A system according to claims 42 or 43, wherein at least a part of said first means (780, 786, 789, 799) and of second means (810 to 813, 821) are interconnected by said interconnection means (795, 796, 797, 807, 814) in the form of a local area (815) network (798).
A system according to claims 42 or 43, wherein at least a part of said second means (810 to 813, 821) are directly or indirectly connected by cables and/or by optical fibres and/or by wireless links and/or particularly by the Internet network (824) to remote data processing centres (834) and/or to railway safety and signalling data processing systems (843) and/or to other railway data processing systems (852).
A system according to claim 53 and to claim 46, comprising a software application which recognizes from imaging data the placards provided for hazardous goods transportation and, by optical characters recognition, the relevant codes and associates such hazardous goods information to the relevant vehicle and, if applicable, to the net weight of an hazardous good loaded on the passing rail vehicle, such information for one or more vehicles in a consist constituting a set of information that may be sent to other systems or may be stored for a possible later access by other systems or may be used to generate alarms for the railway safety and signalling system if the relevant transport of hazardous goods does not comply with one or more restrictions for the circulation on a relevant rail track section.
A system according to claim 53, wherein a portable data processing unit (846) provided with a wireless communication device (847) receives data and information from a system installation (815) to support the mandated personnel in finding a vehicle for which such system installation has detected one or more defects and/or hazardous conditions and in the performance of the relevant actions to be carried out by such personnel.

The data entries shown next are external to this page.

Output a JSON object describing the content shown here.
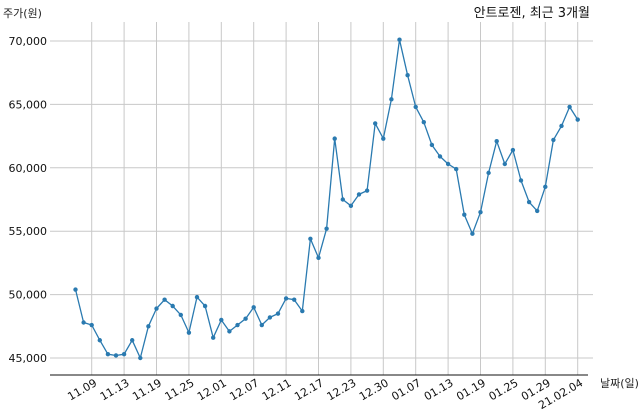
{
  "chart_data": {
    "type": "line",
    "title": "안트로젠, 최근 3개월",
    "ylabel": "주가(원)",
    "xlabel": "날짜(일)",
    "ylim": [
      43500,
      71500
    ],
    "yticks": [
      45000,
      50000,
      55000,
      60000,
      65000,
      70000
    ],
    "ytick_labels": [
      "45,000",
      "50,000",
      "55,000",
      "60,000",
      "65,000",
      "70,000"
    ],
    "xtick_labels": [
      "11.09",
      "11.13",
      "11.19",
      "11.25",
      "12.01",
      "12.07",
      "12.11",
      "12.17",
      "12.23",
      "12.30",
      "01.07",
      "01.13",
      "01.19",
      "01.25",
      "01.29",
      "21.02.04"
    ],
    "xtick_indices": [
      2,
      6,
      10,
      14,
      18,
      22,
      26,
      30,
      34,
      38,
      42,
      46,
      50,
      54,
      58,
      62
    ],
    "grid": true,
    "line_color": "#2a7ab0",
    "series": [
      {
        "values": [
          50400,
          47800,
          47600,
          46400,
          45300,
          45200,
          45300,
          46400,
          45000,
          47500,
          48900,
          49600,
          49100,
          48400,
          47000,
          49800,
          49100,
          46600,
          48000,
          47100,
          47600,
          48100,
          49000,
          47600,
          48200,
          48500,
          49700,
          49600,
          48700,
          54400,
          52900,
          55200,
          62300,
          57500,
          57000,
          57900,
          58200,
          63500,
          62300,
          65400,
          70100,
          67300,
          64800,
          63600,
          61800,
          60900,
          60300,
          59900,
          56300,
          54800,
          56500,
          59600,
          62100,
          60300,
          61400,
          59000,
          57300,
          56600,
          58500,
          62200,
          63300,
          64800,
          63800
        ]
      }
    ]
  }
}
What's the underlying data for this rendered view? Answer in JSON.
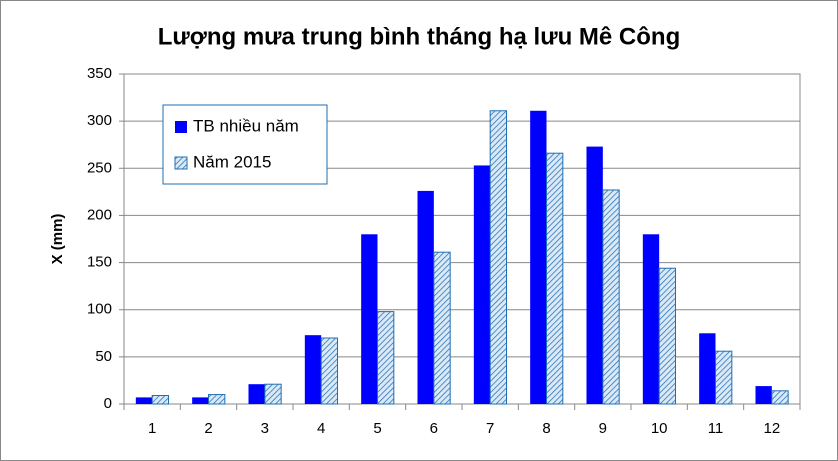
{
  "chart_data": {
    "type": "bar",
    "title": "Lượng mưa trung bình tháng hạ lưu Mê Công",
    "y_label": "X (mm)",
    "categories": [
      "1",
      "2",
      "3",
      "4",
      "5",
      "6",
      "7",
      "8",
      "9",
      "10",
      "11",
      "12"
    ],
    "series": [
      {
        "name": "TB nhiều năm",
        "color": "#0000ff",
        "pattern": "solid",
        "values": [
          7,
          7,
          21,
          73,
          180,
          226,
          253,
          311,
          273,
          180,
          75,
          19
        ]
      },
      {
        "name": "Năm 2015",
        "color": "#1f6fb4",
        "pattern": "hatch",
        "values": [
          9,
          10,
          21,
          70,
          98,
          161,
          311,
          266,
          227,
          144,
          56,
          14
        ]
      }
    ],
    "ylim": [
      0,
      350
    ],
    "yticks": [
      0,
      50,
      100,
      150,
      200,
      250,
      300,
      350
    ],
    "grid": true,
    "legend": "top-left"
  }
}
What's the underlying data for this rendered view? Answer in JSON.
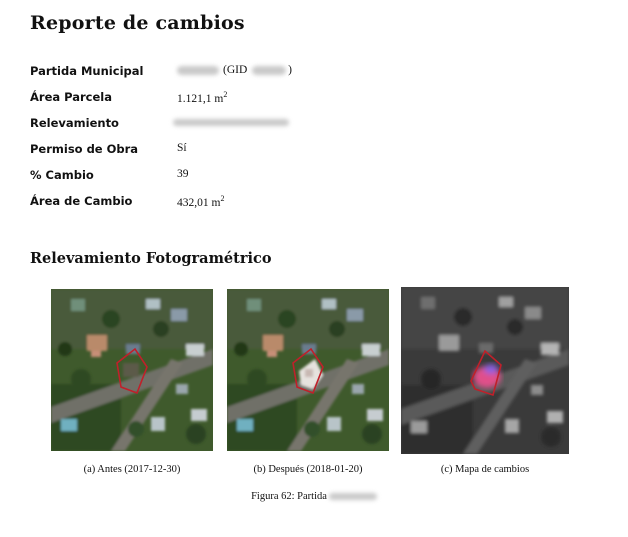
{
  "report": {
    "title": "Reporte de cambios",
    "rows": [
      {
        "label": "Partida Municipal",
        "value_prefix": "",
        "value_mid": "(GID",
        "value_suffix": ")"
      },
      {
        "label": "Área Parcela",
        "value": "1.121,1 m",
        "unit_sup": "2"
      },
      {
        "label": "Relevamiento"
      },
      {
        "label": "Permiso de Obra",
        "value": "Sí"
      },
      {
        "label": "% Cambio",
        "value": "39"
      },
      {
        "label": "Área de Cambio",
        "value": "432,01 m",
        "unit_sup": "2"
      }
    ]
  },
  "section": {
    "title": "Relevamiento Fotogramétrico"
  },
  "figures": [
    {
      "caption": "(a) Antes (2017-12-30)",
      "image": "aerial-before"
    },
    {
      "caption": "(b) Después (2018-01-20)",
      "image": "aerial-after"
    },
    {
      "caption": "(c) Mapa de cambios",
      "image": "change-map"
    }
  ],
  "figure_caption": "Figura 62: Partida",
  "colors": {
    "parcel_outline": "#c0202a",
    "change_highlight": "#e0508a",
    "vegetation": "#3f5a2c"
  }
}
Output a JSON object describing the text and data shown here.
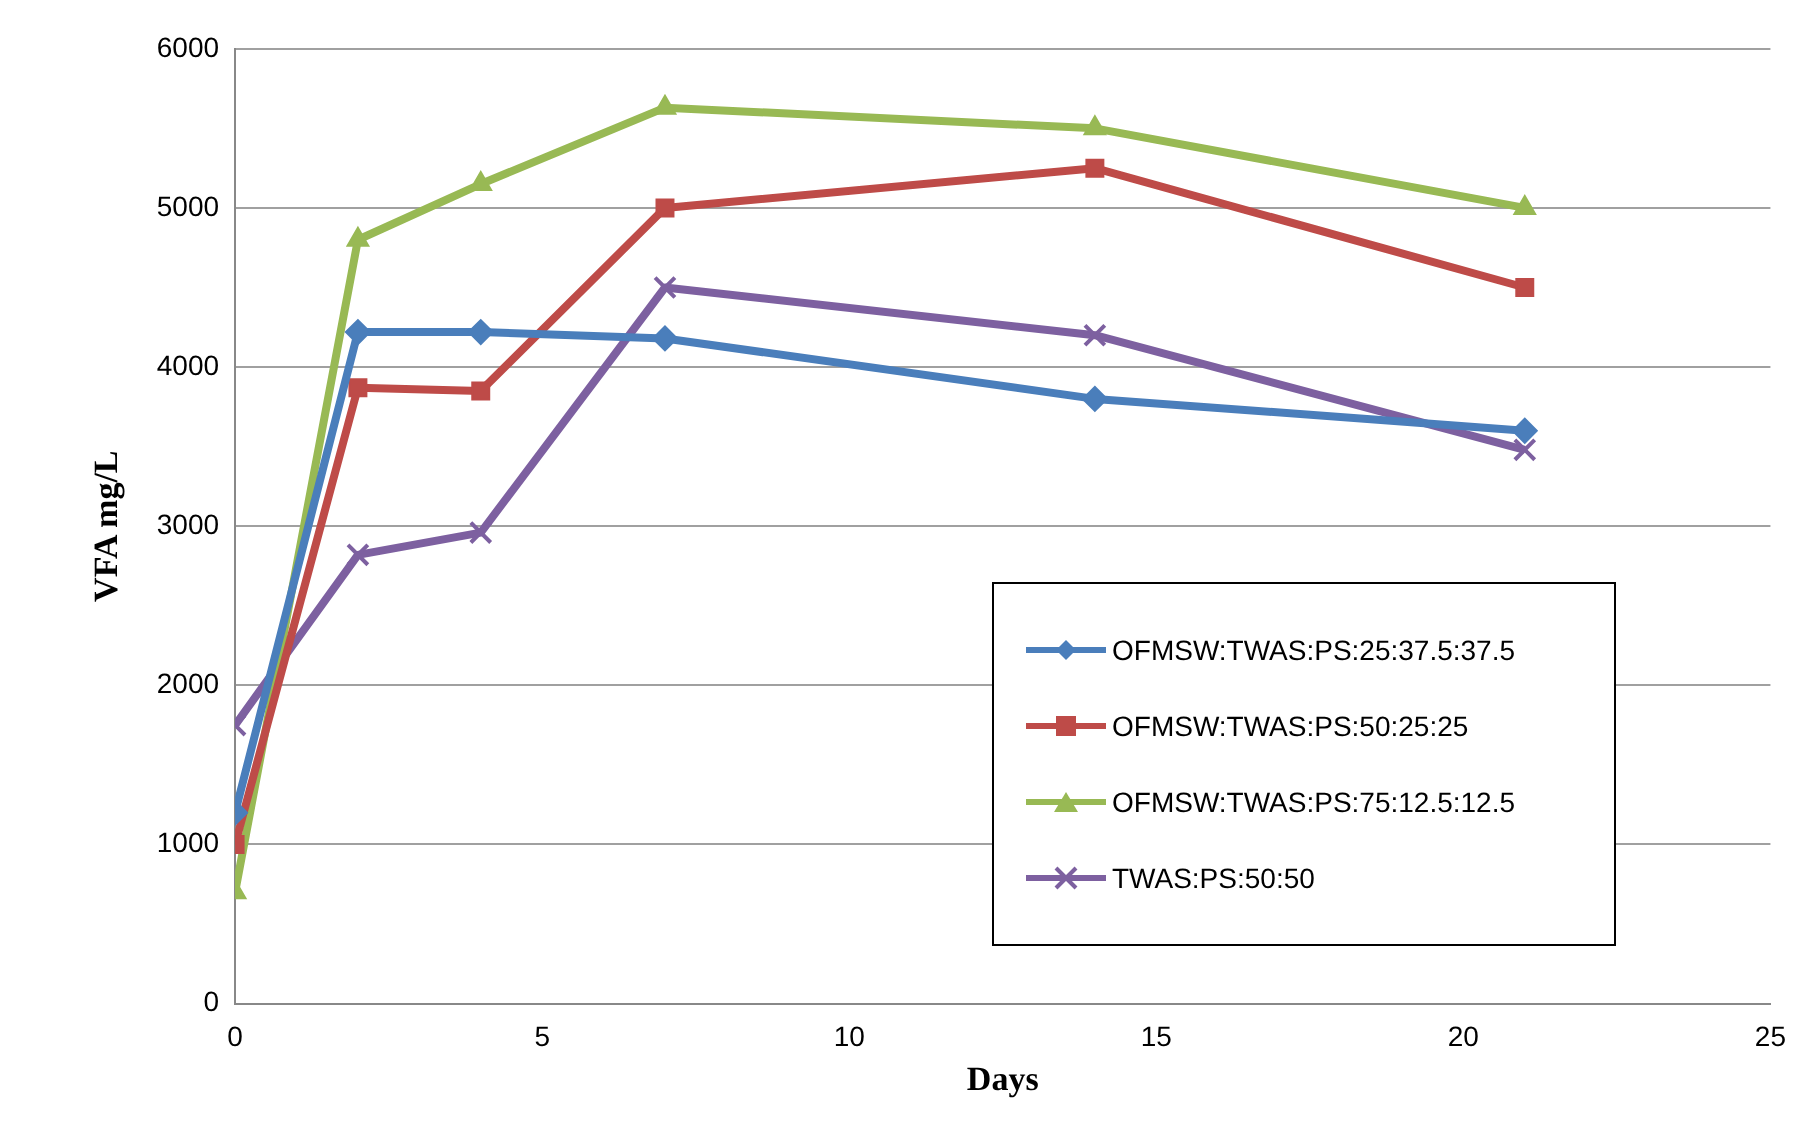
{
  "chart_data": {
    "type": "line",
    "xlabel": "Days",
    "ylabel": "VFA mg/L",
    "x": [
      0,
      2,
      4,
      7,
      14,
      21
    ],
    "xlim": [
      0,
      25
    ],
    "xticks": [
      0,
      5,
      10,
      15,
      20,
      25
    ],
    "ylim": [
      0,
      6000
    ],
    "yticks": [
      0,
      1000,
      2000,
      3000,
      4000,
      5000,
      6000
    ],
    "grid": "y",
    "legend": "bottom right",
    "line_style": "solid",
    "series": [
      {
        "name": "OFMSW:TWAS:PS:25:37.5:37.5",
        "color": "#4a7ebb",
        "marker": "diamond",
        "values": [
          1200,
          4220,
          4220,
          4180,
          3800,
          3600
        ]
      },
      {
        "name": "OFMSW:TWAS:PS:50:25:25",
        "color": "#be4b48",
        "marker": "square",
        "values": [
          1000,
          3870,
          3850,
          5000,
          5250,
          4500
        ]
      },
      {
        "name": "OFMSW:TWAS:PS:75:12.5:12.5",
        "color": "#98b954",
        "marker": "triangle",
        "values": [
          700,
          4800,
          5150,
          5630,
          5500,
          5000
        ]
      },
      {
        "name": "TWAS:PS:50:50",
        "color": "#7d60a0",
        "marker": "cross",
        "values": [
          1750,
          2820,
          2960,
          4500,
          4200,
          3480
        ]
      }
    ]
  }
}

A system according to claim 53, wherein one or more remote system remote management centres (834) interconnected with a system installation (815) maintain the software and the data sets of such system installation and/or monitor the correct functioning of such system installation, possibly also using satellite (825) and terrestrial (826) communication systems.
A system according to claims 42 or 43 and to the method of claim 17, wherein the information on defects and hazardous conditions detected for a passing rail vehicle, and particularly for those defects that do not correspond to a severe immediate hazard, is associated with the unique identity of the passing rail vehicle and directly or indirectly (834, 842) made available to information systems (842) related to rolling stock maintenance.
A system according to claims 42 or 43 and to the method of claim 17, wherein the unique identity of the passing rail vehicle is made available directly or indirectly (834, 842) to information systems (842) related to rail transportation logistics.